Books I hope yet to finish reading and writing reviews for this semester:

1. The Sharpbrains Guide to Brain Fitness (2013). Thanks to Alvaro Fernandez for helpfully responding to my drafted notes of the 2nd edition of his book.  I look forward to seeing the 3rd edition and to attending the 2018 virtual summit.

2. Happiness is a Choice: Lessons from a Year Among the Oldest Old (2018)

3. The End of Old Age: Living a Longer, More Purposeful Life (2018)

4. Two Weeks to a Younger Brain. (2015)

5. Keep Your Brain alive: 83 Neurobic Exercises to Help Prevent Memory Loss & Increase Mental Fitness (2014)

6. Not Pink (2018). More can be found here about colleague Pegg Kasimatis’s new novel

Curious David Redux : Food for Thought

I am over 50 years of age though when with my students I forget and am closer to their age:) I am very impressed by recently released Global Council on Brain Health reports dealing with brain health for adults ages 50 and older. Among those I have so far read are those dealing with nutrition (found here), social engagement (found here), sleep (found here), physical activity (found here), and cognitively stimulating activities (found here).

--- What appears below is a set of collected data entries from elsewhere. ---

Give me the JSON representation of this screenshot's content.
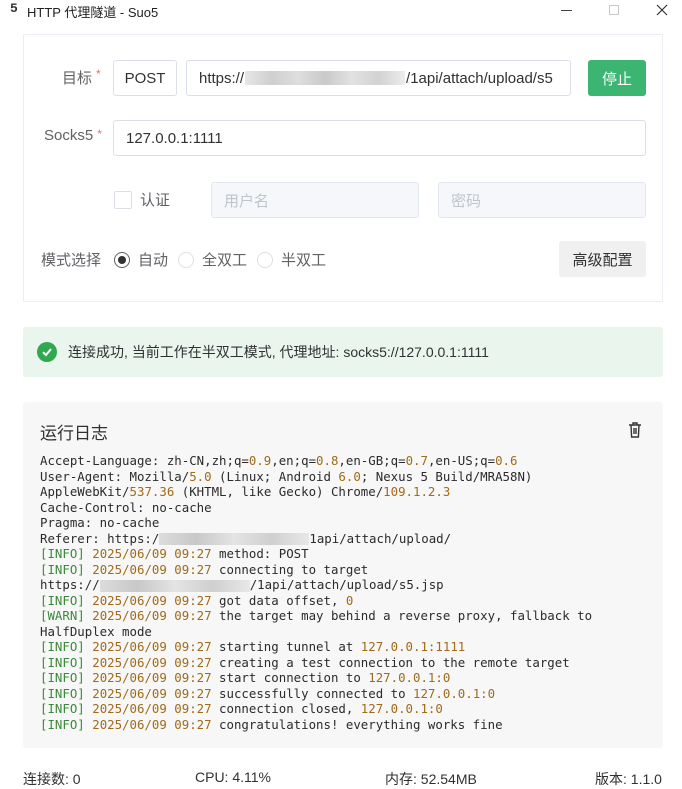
{
  "window": {
    "logo": "5",
    "title": "HTTP 代理隧道 - Suo5",
    "minimize": "–",
    "close": "✕"
  },
  "form": {
    "target_label": "目标",
    "required_mark": "*",
    "method": "POST",
    "url_prefix": "https://",
    "url_suffix": "/1api/attach/upload/s5",
    "stop_label": "停止",
    "socks5_label": "Socks5",
    "socks5_value": "127.0.0.1:1111",
    "auth_label": "认证",
    "auth_checked": false,
    "username_placeholder": "用户名",
    "password_placeholder": "密码",
    "mode_label": "模式选择",
    "modes": [
      {
        "label": "自动",
        "checked": true
      },
      {
        "label": "全双工",
        "checked": false
      },
      {
        "label": "半双工",
        "checked": false
      }
    ],
    "advanced_label": "高级配置"
  },
  "status": {
    "text": "连接成功, 当前工作在半双工模式, 代理地址: socks5://127.0.0.1:1111",
    "color": "#2fa84f"
  },
  "log": {
    "title": "运行日志",
    "lines": [
      "Accept-Language: zh-CN,zh;q=0.9,en;q=0.8,en-GB;q=0.7,en-US;q=0.6",
      "User-Agent: Mozilla/5.0 (Linux; Android 6.0; Nexus 5 Build/MRA58N)",
      "AppleWebKit/537.36 (KHTML, like Gecko) Chrome/109.1.2.3",
      "Cache-Control: no-cache",
      "Pragma: no-cache",
      "Referer: https:/",
      "[INFO] 2025/06/09 09:27 method: POST",
      "[INFO] 2025/06/09 09:27 connecting to target",
      "https://",
      "[INFO] 2025/06/09 09:27 got data offset, 0",
      "[WARN] 2025/06/09 09:27 the target may behind a reverse proxy, fallback to",
      "HalfDuplex mode",
      "[INFO] 2025/06/09 09:27 starting tunnel at 127.0.0.1:1111",
      "[INFO] 2025/06/09 09:27 creating a test connection to the remote target",
      "[INFO] 2025/06/09 09:27 start connection to 127.0.0.1:0",
      "[INFO] 2025/06/09 09:27 successfully connected to 127.0.0.1:0",
      "[INFO] 2025/06/09 09:27 connection closed, 127.0.0.1:0",
      "[INFO] 2025/06/09 09:27 congratulations! everything works fine"
    ],
    "referer_suffix": "1api/attach/upload/",
    "target_url_suffix": "/1api/attach/upload/s5.jsp"
  },
  "footer": {
    "connections": "连接数: 0",
    "cpu": "CPU: 4.11%",
    "memory": "内存: 52.54MB",
    "version": "版本: 1.1.0"
  },
  "colors": {
    "accent": "#3cb572",
    "success_bg": "#e9f5ed",
    "required": "#f56c6c"
  }
}
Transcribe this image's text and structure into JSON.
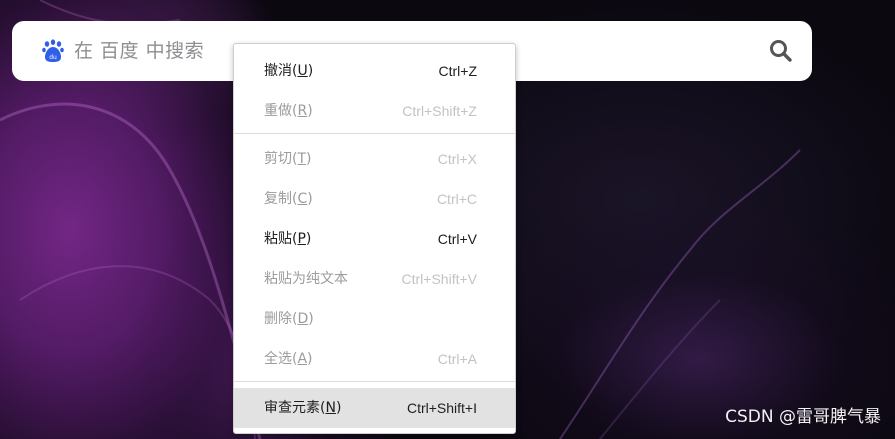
{
  "search": {
    "placeholder": "在 百度 中搜索",
    "logo_icon": "baidu-paw-icon",
    "search_icon": "magnifier-icon",
    "brand_color": "#2f5ee8"
  },
  "context_menu": {
    "items": [
      {
        "label": "撤消(U)",
        "label_main": "撤消(",
        "mnemonic": "U",
        "label_end": ")",
        "shortcut": "Ctrl+Z",
        "enabled": true
      },
      {
        "label": "重做(R)",
        "label_main": "重做(",
        "mnemonic": "R",
        "label_end": ")",
        "shortcut": "Ctrl+Shift+Z",
        "enabled": false
      },
      {
        "label": "剪切(T)",
        "label_main": "剪切(",
        "mnemonic": "T",
        "label_end": ")",
        "shortcut": "Ctrl+X",
        "enabled": false
      },
      {
        "label": "复制(C)",
        "label_main": "复制(",
        "mnemonic": "C",
        "label_end": ")",
        "shortcut": "Ctrl+C",
        "enabled": false
      },
      {
        "label": "粘贴(P)",
        "label_main": "粘贴(",
        "mnemonic": "P",
        "label_end": ")",
        "shortcut": "Ctrl+V",
        "enabled": true
      },
      {
        "label": "粘贴为纯文本",
        "label_main": "粘贴为纯文本",
        "mnemonic": "",
        "label_end": "",
        "shortcut": "Ctrl+Shift+V",
        "enabled": false
      },
      {
        "label": "删除(D)",
        "label_main": "删除(",
        "mnemonic": "D",
        "label_end": ")",
        "shortcut": "",
        "enabled": false
      },
      {
        "label": "全选(A)",
        "label_main": "全选(",
        "mnemonic": "A",
        "label_end": ")",
        "shortcut": "Ctrl+A",
        "enabled": false
      },
      {
        "label": "审查元素(N)",
        "label_main": "审查元素(",
        "mnemonic": "N",
        "label_end": ")",
        "shortcut": "Ctrl+Shift+I",
        "enabled": true,
        "highlighted": true
      }
    ]
  },
  "watermark": {
    "text": "CSDN @雷哥脾气暴"
  }
}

That most recent detailed report draws upon the expertise of thirteen specialists from four continents and from gerontology, neuropsychology, neurology, neuroscience, psychology, public health and speech-language pathology who met and agreed upon ten best-science-based consensus statements summarizing the impact of cognitively stimulating activities on brain health. The report’s appendices list the participants, provide a glossary with carefully defined terms, share the discussion questions framing the deliberations, clearly explain differences, reveal disclosure statements of potential conflicts of interests, indicate sources of funding, and provide selected references. I find these reports understandable, well-written, full of practical and actionable advice, myth-busting and extremely important. Definitely enriching food for thought.